Lewis’ winding career path is a lesson in following your passions and seizing opportunities. “I was studying Chemistry at Simon Fraser University in 2006 when I saw the documentary, An Inconvenient Truth, and it made me think about how I could leave the planet in a better condition. So I switched to Environmental Chemistry, but soon realized my talents lay in enacting change, and I switched again to Sustainable Community Development.” After university he worked on Obama’s 2008 presidential campaign and later in the non-profit sector in BC. In 2012, Lewis co-founded New/Mode a software company that builds online platforms and tools to help make social change movements more effective.

In 2020 came the inspiration to launch Renewal Development. Lewis explains, “My sister was living in a 110-year-old heritage house in Esquimalt and they poured a lot of love and care into the building – it had incredible old-growth timber in it and rich character. A wonderful warm home. In 2018, a developer bought the entire block for a land assembly, and my sister was concerned about it being demolished.” At that point they found a local building moving company, and eventually moved the house to a property in nearby Sooke. “I looked at that experience and thought: Why doesn’t this happen way more?” reflects Lewis. “It seemed like there was something there where I could make a contribution. And seeing all the teardowns in Vancouver, the insanity of that compelled me to look further.”

In spring 2025, Renewal moved ten 1950s bungalows, constructed of old growth timber and well-cared for, from Port Moody to shíshálh Nation 100 kilometres away by barge, after they had been re-insulated and given energy upgrades by Clean BC. At their new locations, they were placed on foundations with basement suites, creating 17 new housing units. They were the first new homes in shíshálh Nation in ten years.
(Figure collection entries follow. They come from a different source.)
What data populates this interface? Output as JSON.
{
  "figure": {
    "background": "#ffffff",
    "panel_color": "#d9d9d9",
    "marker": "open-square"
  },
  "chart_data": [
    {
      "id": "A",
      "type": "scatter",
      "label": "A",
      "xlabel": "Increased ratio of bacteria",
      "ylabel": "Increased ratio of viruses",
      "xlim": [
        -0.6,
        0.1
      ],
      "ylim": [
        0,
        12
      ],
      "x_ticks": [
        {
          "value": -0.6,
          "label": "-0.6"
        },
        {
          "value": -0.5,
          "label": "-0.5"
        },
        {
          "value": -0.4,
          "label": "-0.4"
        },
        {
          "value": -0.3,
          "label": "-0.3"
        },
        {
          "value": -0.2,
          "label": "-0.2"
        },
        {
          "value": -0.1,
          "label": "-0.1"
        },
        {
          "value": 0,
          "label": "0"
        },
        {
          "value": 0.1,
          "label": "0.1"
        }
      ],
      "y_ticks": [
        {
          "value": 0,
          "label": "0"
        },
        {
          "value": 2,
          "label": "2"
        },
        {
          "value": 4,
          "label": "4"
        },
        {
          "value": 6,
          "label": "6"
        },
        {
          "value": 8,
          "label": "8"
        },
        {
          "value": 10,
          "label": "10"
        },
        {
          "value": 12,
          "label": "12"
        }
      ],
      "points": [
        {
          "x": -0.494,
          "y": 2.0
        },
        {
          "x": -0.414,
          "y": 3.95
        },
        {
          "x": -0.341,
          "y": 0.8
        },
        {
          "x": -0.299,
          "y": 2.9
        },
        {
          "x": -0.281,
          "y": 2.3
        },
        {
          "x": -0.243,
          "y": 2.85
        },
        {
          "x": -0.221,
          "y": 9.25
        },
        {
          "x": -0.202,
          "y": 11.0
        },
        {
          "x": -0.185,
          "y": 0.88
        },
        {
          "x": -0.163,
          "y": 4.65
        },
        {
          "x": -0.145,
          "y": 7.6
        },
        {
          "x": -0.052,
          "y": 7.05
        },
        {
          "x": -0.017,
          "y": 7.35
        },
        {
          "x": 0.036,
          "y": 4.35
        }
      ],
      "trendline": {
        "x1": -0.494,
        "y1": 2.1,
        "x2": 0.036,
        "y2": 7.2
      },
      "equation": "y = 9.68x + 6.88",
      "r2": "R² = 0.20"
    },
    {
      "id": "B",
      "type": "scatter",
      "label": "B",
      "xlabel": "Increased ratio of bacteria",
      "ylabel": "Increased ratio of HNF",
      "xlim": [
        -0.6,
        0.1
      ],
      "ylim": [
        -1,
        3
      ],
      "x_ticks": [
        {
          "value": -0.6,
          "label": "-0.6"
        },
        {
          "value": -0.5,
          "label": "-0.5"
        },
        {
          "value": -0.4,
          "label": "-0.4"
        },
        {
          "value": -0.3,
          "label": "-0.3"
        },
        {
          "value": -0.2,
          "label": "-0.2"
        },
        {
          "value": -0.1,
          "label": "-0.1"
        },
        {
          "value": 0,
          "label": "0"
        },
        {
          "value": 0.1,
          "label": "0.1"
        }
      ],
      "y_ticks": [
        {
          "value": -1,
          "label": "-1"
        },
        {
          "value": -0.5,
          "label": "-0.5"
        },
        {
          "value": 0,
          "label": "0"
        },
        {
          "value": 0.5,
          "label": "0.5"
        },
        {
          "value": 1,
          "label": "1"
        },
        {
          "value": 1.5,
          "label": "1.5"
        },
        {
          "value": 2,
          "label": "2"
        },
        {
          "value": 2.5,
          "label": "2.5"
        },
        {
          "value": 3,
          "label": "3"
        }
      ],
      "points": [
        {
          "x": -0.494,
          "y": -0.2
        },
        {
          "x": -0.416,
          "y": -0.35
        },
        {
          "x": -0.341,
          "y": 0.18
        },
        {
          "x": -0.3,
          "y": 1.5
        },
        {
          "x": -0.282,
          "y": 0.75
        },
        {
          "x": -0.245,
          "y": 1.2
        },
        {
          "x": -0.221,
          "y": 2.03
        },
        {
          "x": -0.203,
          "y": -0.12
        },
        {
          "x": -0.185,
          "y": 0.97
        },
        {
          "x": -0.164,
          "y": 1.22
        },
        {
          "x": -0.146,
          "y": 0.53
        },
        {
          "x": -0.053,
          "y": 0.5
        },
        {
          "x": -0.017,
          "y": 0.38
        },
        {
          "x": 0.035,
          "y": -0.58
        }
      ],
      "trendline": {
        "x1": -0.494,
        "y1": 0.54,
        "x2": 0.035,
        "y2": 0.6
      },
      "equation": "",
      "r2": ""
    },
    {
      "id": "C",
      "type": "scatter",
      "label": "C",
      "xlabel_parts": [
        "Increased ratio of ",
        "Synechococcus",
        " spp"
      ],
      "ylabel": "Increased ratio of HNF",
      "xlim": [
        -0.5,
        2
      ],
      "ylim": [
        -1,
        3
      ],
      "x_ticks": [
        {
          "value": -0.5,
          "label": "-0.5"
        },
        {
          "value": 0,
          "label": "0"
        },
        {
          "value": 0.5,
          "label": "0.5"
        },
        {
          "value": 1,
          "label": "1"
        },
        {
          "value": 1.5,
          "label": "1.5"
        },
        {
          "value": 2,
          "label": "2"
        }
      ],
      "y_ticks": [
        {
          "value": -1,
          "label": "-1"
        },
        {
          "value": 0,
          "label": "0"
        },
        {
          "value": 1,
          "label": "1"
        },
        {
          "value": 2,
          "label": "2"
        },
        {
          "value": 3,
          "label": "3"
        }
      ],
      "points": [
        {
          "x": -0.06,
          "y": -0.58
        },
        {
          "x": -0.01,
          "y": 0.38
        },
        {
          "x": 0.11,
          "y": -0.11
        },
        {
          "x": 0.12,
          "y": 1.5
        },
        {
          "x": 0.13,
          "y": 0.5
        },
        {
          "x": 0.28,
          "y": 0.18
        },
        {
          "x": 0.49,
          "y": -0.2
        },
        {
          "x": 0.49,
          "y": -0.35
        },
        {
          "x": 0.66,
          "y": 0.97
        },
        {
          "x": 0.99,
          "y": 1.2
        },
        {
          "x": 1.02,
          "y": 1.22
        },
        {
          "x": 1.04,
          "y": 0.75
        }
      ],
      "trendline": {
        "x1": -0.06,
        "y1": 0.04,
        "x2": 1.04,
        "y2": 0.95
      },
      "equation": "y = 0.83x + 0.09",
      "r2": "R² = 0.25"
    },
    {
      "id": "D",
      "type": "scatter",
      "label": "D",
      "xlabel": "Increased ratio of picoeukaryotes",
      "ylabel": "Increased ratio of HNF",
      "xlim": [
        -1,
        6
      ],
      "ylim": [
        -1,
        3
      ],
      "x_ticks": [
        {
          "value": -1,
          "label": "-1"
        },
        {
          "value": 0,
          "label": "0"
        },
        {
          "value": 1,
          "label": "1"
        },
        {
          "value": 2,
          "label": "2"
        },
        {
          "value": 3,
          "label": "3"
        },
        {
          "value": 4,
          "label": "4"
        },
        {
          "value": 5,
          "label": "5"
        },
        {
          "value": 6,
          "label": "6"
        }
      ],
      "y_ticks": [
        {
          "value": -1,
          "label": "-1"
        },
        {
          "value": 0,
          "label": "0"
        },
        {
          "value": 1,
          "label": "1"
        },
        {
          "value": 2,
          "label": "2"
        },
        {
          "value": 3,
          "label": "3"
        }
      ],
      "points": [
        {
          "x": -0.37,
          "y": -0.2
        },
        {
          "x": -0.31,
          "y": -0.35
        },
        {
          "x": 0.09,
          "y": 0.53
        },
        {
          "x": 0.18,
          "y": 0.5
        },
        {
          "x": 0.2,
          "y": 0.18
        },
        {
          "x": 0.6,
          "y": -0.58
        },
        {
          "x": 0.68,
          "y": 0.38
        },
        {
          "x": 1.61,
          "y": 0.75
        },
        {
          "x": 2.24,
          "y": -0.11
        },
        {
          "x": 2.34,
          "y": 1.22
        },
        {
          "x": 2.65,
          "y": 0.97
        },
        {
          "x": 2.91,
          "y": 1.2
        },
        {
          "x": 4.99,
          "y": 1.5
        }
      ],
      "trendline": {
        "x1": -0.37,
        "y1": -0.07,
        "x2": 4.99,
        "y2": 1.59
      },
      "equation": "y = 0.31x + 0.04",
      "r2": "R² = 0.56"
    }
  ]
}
The “shíshálh Nation: Ten Home Rescue Project” was featured in the French Pavillion at the Venice Architecture Biennale 2025. L-R: Glyn Lewis (Founder & CEO, Renewal Development), – Lewis Landolt, Wesgroup (Development Manager), Elissa Golberg (Ambassador of Canada to Italy), ch’elkwilwet Raquel Joe (shíshálh Nation councillor), Rochelle Jones (shíshálh Nation councillor). Credit: Renewal Development.

So what is stopping a moratorium on demolition and making relocation part of the new normal? “We live in a demolition first paradigm. Culture, behavior, policies, established industry players all stack up in favour of doing the simple anachronistic thing: crunching all these good homes and sending all this material to our local landfills. Companies like Renewal Development are leading a paradigm shift. Through industry-led solutions, research and advocacy we’re trying to force a more circular lens on the demolition epidemic.”

Recently Lewis co-authored a report with Gil Yaron (Managing Director, Circular Innovation) at Light House, Vancouver)  on a report – Home Demolition Waste Prevention: Municipal Action Plan (2025) – that maps out the needed systems change. “From an entrepreneurial standpoint,” says Lewis, “we see so much potential, but need some key adaptations. Given the current form of the policy and construction system we feel limited, a bit frustrated like Steve Jobs. I think that it is Renewal’s role is to revolutionize the industry and be an agent for change.”